Investing in stablecoins

So, the first strategy is to invest in stablecoins, tokens with exchange rates pegged to the corresponding fiat currency. In simple terms, it is buying a digital US dollar (or euro) for fiat. Companies that issue stablecoins usually ensure that their exchange rate is pegged by backing and operating the same amount of money in traditional assets (for example, $USDT, $USDC). There are also synthetic dollars, algorithmic stablecoins, etc. Before investing in a particular stablecoin, it is worth understanding how it works.

In crypto, there have been cases when stablecoins have lost their peg to the fiat and depegged. The most famous case in recent years is the stablecoin $UST from Terra Money. USDC also lost its peg but recovered it fairly quickly. So, one of the main risks is depeg, the loss of a peg for various reasons.

Most of today's popular stablecoins are also managed by centralized companies that can close or go bankrupt. Some people also doubt that issuers of stablecoins are fully backed with corresponding amounts in fiat or other assets. There is a general risk of scam, theft, or hacker attacks.

Advantages: less volatility compared to altcoins, huge liquidity, a large number of use cases, and higher yields compared to traditional investment instruments. When investing in stablecoins, you can choose between two scenarios: conservative and risky.

Conservative means simply buying stablecoins and staking, farming, or lending them at higher interest rates than in traditional finance. By choosing well-known and large protocols, you reduce the risks of exploits. A risky scenario is, for example, portfolio leveraging with borrowing. It is when you simultaneously lend your tokens and borrow even more stablecoins or altcoins to farm more rewards, for the sake of cross-protocol arbitrage, and so on.

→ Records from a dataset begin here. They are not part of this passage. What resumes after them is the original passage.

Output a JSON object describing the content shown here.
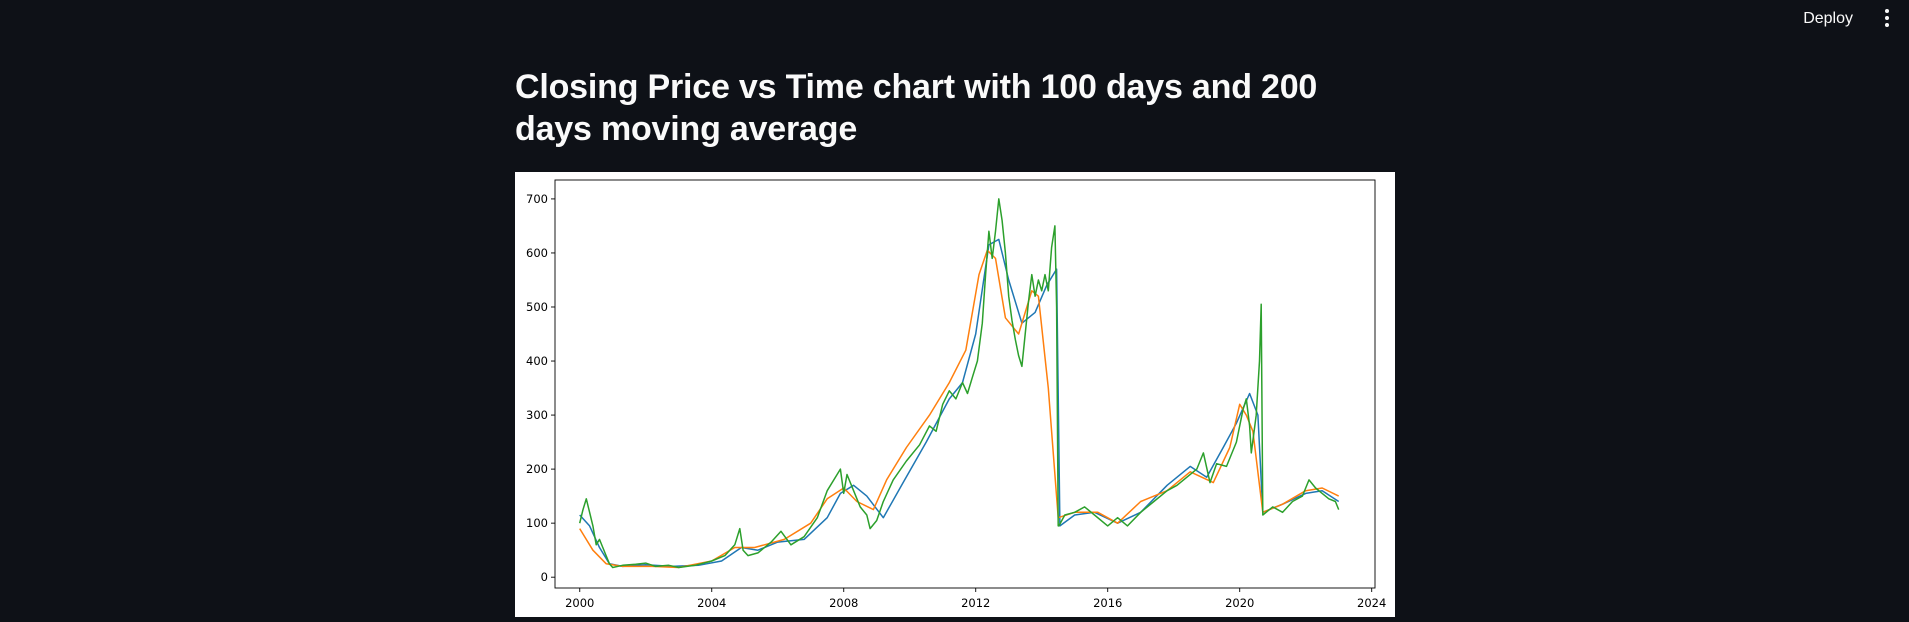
{
  "header": {
    "deploy_label": "Deploy",
    "menu_icon": "more-vertical-icon"
  },
  "page": {
    "title": "Closing Price vs Time chart with 100 days and 200 days moving average"
  },
  "chart_data": {
    "type": "line",
    "title": "",
    "xlabel": "",
    "ylabel": "",
    "xlim": [
      1999.25,
      2024.1
    ],
    "ylim": [
      -20,
      735
    ],
    "xticks": [
      "2000",
      "2004",
      "2008",
      "2012",
      "2016",
      "2020",
      "2024"
    ],
    "yticks": [
      "0",
      "100",
      "200",
      "300",
      "400",
      "500",
      "600",
      "700"
    ],
    "grid": false,
    "legend": "none",
    "series": [
      {
        "color": "#1f77b4",
        "x": [
          2000.0,
          2000.3,
          2000.6,
          2000.9,
          2001.3,
          2002.0,
          2002.8,
          2003.6,
          2004.3,
          2004.9,
          2005.4,
          2006.0,
          2006.8,
          2007.5,
          2007.9,
          2008.3,
          2008.7,
          2009.2,
          2009.8,
          2010.5,
          2011.2,
          2011.6,
          2012.0,
          2012.4,
          2012.7,
          2013.0,
          2013.4,
          2013.8,
          2014.15,
          2014.45,
          2014.55,
          2015.0,
          2015.6,
          2016.3,
          2017.0,
          2017.8,
          2018.5,
          2019.0,
          2019.5,
          2019.9,
          2020.3,
          2020.55,
          2020.7,
          2021.3,
          2022.0,
          2022.5,
          2023.0
        ],
        "values": [
          115,
          95,
          55,
          25,
          20,
          23,
          20,
          22,
          30,
          55,
          50,
          65,
          70,
          110,
          155,
          170,
          150,
          110,
          175,
          250,
          330,
          360,
          450,
          615,
          625,
          550,
          470,
          490,
          540,
          570,
          95,
          115,
          120,
          100,
          120,
          170,
          205,
          185,
          240,
          285,
          340,
          300,
          120,
          135,
          155,
          160,
          140
        ]
      },
      {
        "color": "#ff7f0e",
        "x": [
          2000.0,
          2000.4,
          2000.8,
          2001.3,
          2002.2,
          2003.0,
          2004.0,
          2004.7,
          2005.3,
          2006.2,
          2007.0,
          2007.5,
          2008.0,
          2008.4,
          2008.9,
          2009.3,
          2009.9,
          2010.6,
          2011.2,
          2011.7,
          2012.1,
          2012.35,
          2012.6,
          2012.9,
          2013.3,
          2013.7,
          2013.9,
          2014.2,
          2014.5,
          2015.0,
          2015.7,
          2016.3,
          2017.0,
          2017.8,
          2018.5,
          2019.2,
          2019.7,
          2020.0,
          2020.2,
          2020.4,
          2020.7,
          2021.3,
          2022.0,
          2022.5,
          2023.0
        ],
        "values": [
          90,
          50,
          25,
          20,
          20,
          18,
          30,
          55,
          55,
          70,
          100,
          145,
          165,
          140,
          125,
          180,
          240,
          300,
          360,
          420,
          560,
          605,
          590,
          480,
          450,
          530,
          520,
          350,
          110,
          120,
          120,
          100,
          140,
          160,
          195,
          175,
          240,
          320,
          300,
          270,
          120,
          135,
          160,
          165,
          150
        ]
      },
      {
        "color": "#2ca02c",
        "x": [
          2000.0,
          2000.1,
          2000.2,
          2000.3,
          2000.4,
          2000.5,
          2000.6,
          2000.7,
          2000.8,
          2000.9,
          2001.0,
          2001.3,
          2001.7,
          2002.0,
          2002.3,
          2002.7,
          2003.0,
          2003.5,
          2004.0,
          2004.4,
          2004.7,
          2004.85,
          2004.95,
          2005.1,
          2005.4,
          2005.8,
          2006.1,
          2006.4,
          2006.8,
          2007.2,
          2007.5,
          2007.8,
          2007.9,
          2008.0,
          2008.1,
          2008.3,
          2008.5,
          2008.7,
          2008.8,
          2009.0,
          2009.2,
          2009.5,
          2009.9,
          2010.3,
          2010.6,
          2010.8,
          2011.0,
          2011.2,
          2011.4,
          2011.6,
          2011.75,
          2011.9,
          2012.05,
          2012.2,
          2012.3,
          2012.4,
          2012.5,
          2012.6,
          2012.7,
          2012.8,
          2012.9,
          2013.0,
          2013.1,
          2013.2,
          2013.3,
          2013.4,
          2013.5,
          2013.6,
          2013.7,
          2013.8,
          2013.9,
          2014.0,
          2014.1,
          2014.2,
          2014.3,
          2014.4,
          2014.45,
          2014.5,
          2014.52,
          2014.7,
          2015.0,
          2015.3,
          2015.6,
          2016.0,
          2016.3,
          2016.6,
          2017.0,
          2017.4,
          2017.8,
          2018.1,
          2018.4,
          2018.7,
          2018.9,
          2019.1,
          2019.3,
          2019.6,
          2019.9,
          2020.1,
          2020.2,
          2020.3,
          2020.35,
          2020.5,
          2020.6,
          2020.65,
          2020.7,
          2021.0,
          2021.3,
          2021.6,
          2021.9,
          2022.1,
          2022.3,
          2022.5,
          2022.7,
          2022.9,
          2023.0
        ],
        "values": [
          100,
          125,
          145,
          120,
          95,
          60,
          70,
          55,
          40,
          25,
          18,
          22,
          24,
          26,
          20,
          22,
          18,
          22,
          30,
          40,
          60,
          90,
          50,
          40,
          45,
          65,
          85,
          60,
          75,
          110,
          160,
          190,
          200,
          155,
          190,
          160,
          130,
          115,
          90,
          105,
          140,
          180,
          215,
          245,
          280,
          270,
          320,
          345,
          330,
          360,
          340,
          370,
          400,
          470,
          560,
          640,
          590,
          640,
          700,
          660,
          600,
          520,
          475,
          440,
          410,
          390,
          450,
          510,
          560,
          520,
          550,
          530,
          560,
          530,
          610,
          650,
          500,
          95,
          95,
          115,
          120,
          130,
          115,
          95,
          110,
          95,
          120,
          140,
          160,
          170,
          185,
          200,
          230,
          175,
          210,
          205,
          250,
          310,
          330,
          280,
          230,
          300,
          400,
          505,
          115,
          130,
          120,
          140,
          150,
          180,
          165,
          155,
          145,
          140,
          125
        ]
      }
    ]
  }
}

The risks in this case are higher, as the position can be liquidated, or the fees can be higher than the income.

Investing in Bitcoin or/and altcoins

Another meta-strategy is investing in Bitcoin or altcoins. It is more risky in general, and also has a conservative and risky scenario. Conservative is, for example, just a holding for future growth. Or staking tokens like $eth through Lido, where you can earn ~3% per annum additionally.

A more risky scenario is restaking, adding liquidity to pools, and so on. It is when you first stake ETH on Lido or Rocket Pool, then restake it in, for example, Ether Finance, and then use the restaked tokens in Pendle or bridge to other blockchains and use them for farming there. The risks increase with each new interaction.

The advantages of this strategy are potentially higher yields compared to stablecoins. Blue chip assets are also liquid and have many use cases. In addition to the basic income, you can receive a portion of fees generated by protocols, rewards from participation in various activities ($ARB or $OP grants), or airdrops.

Risks are typical for all crypto: volatility, loss of value, scams, hacks, and lack of regulation in many jurisdictions.

Conclusion

Remember, investing in crypto products is high-risk, although we have seen the recent adoption of BTC and ETH ETFs. If you want to invest directly and use decentralized products, after determining your strategy and risk tolerance, use Defillama to find the best current rates.

Keep security in mind. Diversify and rebalance your portfolio.

Learn about hedging positions, delta-neutral strategies, and impermanent loss.